In May last year Nazanin, a 23-year-old Iranian asylum seeker, was raped on Nauru.
It took three months and a medical emergency for the Department of Immigration and Border Protection to send her to Australia for treatment.
At the time, the department said Nazanin's mother and brother would also be brought to Australia to provide critical family support.
For more than six months, the department ignored advice from its own medical service provider on Nauru IHMS and of Nazanin's treating doctors and psychiatrists in Australia that she be reunited with her mother and brother. Requests for their transfer were overridden by Border Force in Canberra.
Suddenly, on January 14, Nazanin's brother and mother were given 30 minutes notice that they were being sent to Australia. Now they are together, but the separation has taken a terrible toll on Nazanin and her family.
The belated transfer of the family and at least two other victims of sexual assault to Australia raises the wider question of the contempt shown by the minister and his department, the Nauru government and the Nauruan police for the victims of sexual assault on Nauru.

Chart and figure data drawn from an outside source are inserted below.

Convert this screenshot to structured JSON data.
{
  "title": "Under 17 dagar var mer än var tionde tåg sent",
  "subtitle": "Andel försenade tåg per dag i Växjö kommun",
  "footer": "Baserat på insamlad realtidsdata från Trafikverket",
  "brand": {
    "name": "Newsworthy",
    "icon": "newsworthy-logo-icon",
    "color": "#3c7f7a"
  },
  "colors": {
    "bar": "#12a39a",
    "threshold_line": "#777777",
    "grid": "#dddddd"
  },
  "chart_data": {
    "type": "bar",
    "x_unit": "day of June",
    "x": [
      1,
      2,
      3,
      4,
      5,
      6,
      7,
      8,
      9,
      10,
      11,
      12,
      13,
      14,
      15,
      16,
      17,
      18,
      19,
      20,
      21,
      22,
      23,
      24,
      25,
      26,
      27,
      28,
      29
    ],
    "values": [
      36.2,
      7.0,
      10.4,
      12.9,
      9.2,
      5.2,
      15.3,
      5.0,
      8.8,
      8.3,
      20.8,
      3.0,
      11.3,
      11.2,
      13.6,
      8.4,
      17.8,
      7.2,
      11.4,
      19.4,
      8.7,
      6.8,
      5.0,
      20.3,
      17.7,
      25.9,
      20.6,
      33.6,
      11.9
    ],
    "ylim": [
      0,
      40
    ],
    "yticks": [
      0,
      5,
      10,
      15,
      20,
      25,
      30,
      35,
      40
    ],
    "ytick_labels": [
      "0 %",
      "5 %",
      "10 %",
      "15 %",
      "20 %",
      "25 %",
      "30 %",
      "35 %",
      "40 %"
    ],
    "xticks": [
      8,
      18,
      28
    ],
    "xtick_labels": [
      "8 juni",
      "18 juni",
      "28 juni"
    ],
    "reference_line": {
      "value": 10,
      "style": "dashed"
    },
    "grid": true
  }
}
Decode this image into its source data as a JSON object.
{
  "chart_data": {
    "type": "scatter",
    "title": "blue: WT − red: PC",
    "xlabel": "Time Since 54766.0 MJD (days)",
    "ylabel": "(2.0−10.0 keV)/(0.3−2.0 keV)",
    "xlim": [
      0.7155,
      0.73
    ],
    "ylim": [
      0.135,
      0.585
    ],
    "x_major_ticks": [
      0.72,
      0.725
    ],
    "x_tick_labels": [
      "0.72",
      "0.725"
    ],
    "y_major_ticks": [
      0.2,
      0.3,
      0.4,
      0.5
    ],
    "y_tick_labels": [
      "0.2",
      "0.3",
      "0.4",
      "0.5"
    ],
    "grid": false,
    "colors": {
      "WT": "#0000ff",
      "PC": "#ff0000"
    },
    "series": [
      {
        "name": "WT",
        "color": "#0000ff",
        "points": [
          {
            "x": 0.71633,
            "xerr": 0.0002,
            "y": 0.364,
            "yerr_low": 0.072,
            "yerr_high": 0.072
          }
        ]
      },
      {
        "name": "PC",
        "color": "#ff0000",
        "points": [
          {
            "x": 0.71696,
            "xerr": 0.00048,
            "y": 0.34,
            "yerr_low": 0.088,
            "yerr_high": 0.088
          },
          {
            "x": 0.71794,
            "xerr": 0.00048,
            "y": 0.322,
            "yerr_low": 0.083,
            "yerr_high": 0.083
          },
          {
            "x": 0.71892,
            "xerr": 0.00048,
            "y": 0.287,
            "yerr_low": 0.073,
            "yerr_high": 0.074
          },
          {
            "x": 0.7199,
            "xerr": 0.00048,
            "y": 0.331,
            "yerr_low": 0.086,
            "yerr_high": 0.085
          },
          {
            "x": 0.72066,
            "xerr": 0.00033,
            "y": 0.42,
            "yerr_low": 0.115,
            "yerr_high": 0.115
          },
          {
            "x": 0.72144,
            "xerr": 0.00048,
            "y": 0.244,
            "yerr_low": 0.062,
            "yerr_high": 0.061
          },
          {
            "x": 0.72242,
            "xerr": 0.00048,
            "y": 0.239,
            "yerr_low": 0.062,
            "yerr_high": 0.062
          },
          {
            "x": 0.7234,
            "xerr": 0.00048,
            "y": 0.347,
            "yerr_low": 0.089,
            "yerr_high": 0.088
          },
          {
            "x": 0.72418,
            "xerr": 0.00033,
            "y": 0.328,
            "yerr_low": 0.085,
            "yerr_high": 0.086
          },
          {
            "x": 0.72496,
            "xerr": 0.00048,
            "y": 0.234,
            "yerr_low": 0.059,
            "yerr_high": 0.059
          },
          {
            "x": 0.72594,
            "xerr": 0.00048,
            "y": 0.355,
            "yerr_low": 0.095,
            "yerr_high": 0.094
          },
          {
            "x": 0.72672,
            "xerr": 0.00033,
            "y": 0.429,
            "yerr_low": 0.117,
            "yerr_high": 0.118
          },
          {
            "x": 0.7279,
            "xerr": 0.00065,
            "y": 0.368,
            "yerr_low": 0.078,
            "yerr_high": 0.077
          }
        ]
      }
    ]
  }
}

Refugee Action Coalition's spokesperson Ian Rintoul said: “The transfer of more victims of sexual assault from Nauru is a tacit admission that Nauru is unsafe. But the response also reveals the official policy to cover-up the scale of the abuse on Nauru.
“As a matter of urgency, all the victims of rape and sexual assault on Nauru should be immediately brought to Australia. Some victims have been unable to leave their accommodation for months for fear of more harassment. The government's offshore policy has left asylum seekers and refugees vulnerable to attack. Nauru must be closed.
“The department's contempt doesn't end on Nauru. Victims of sexual assault who have been brought to Australia have been left for months in detention, treated as criminals and isolated from the support that they need. They should be released into the community.”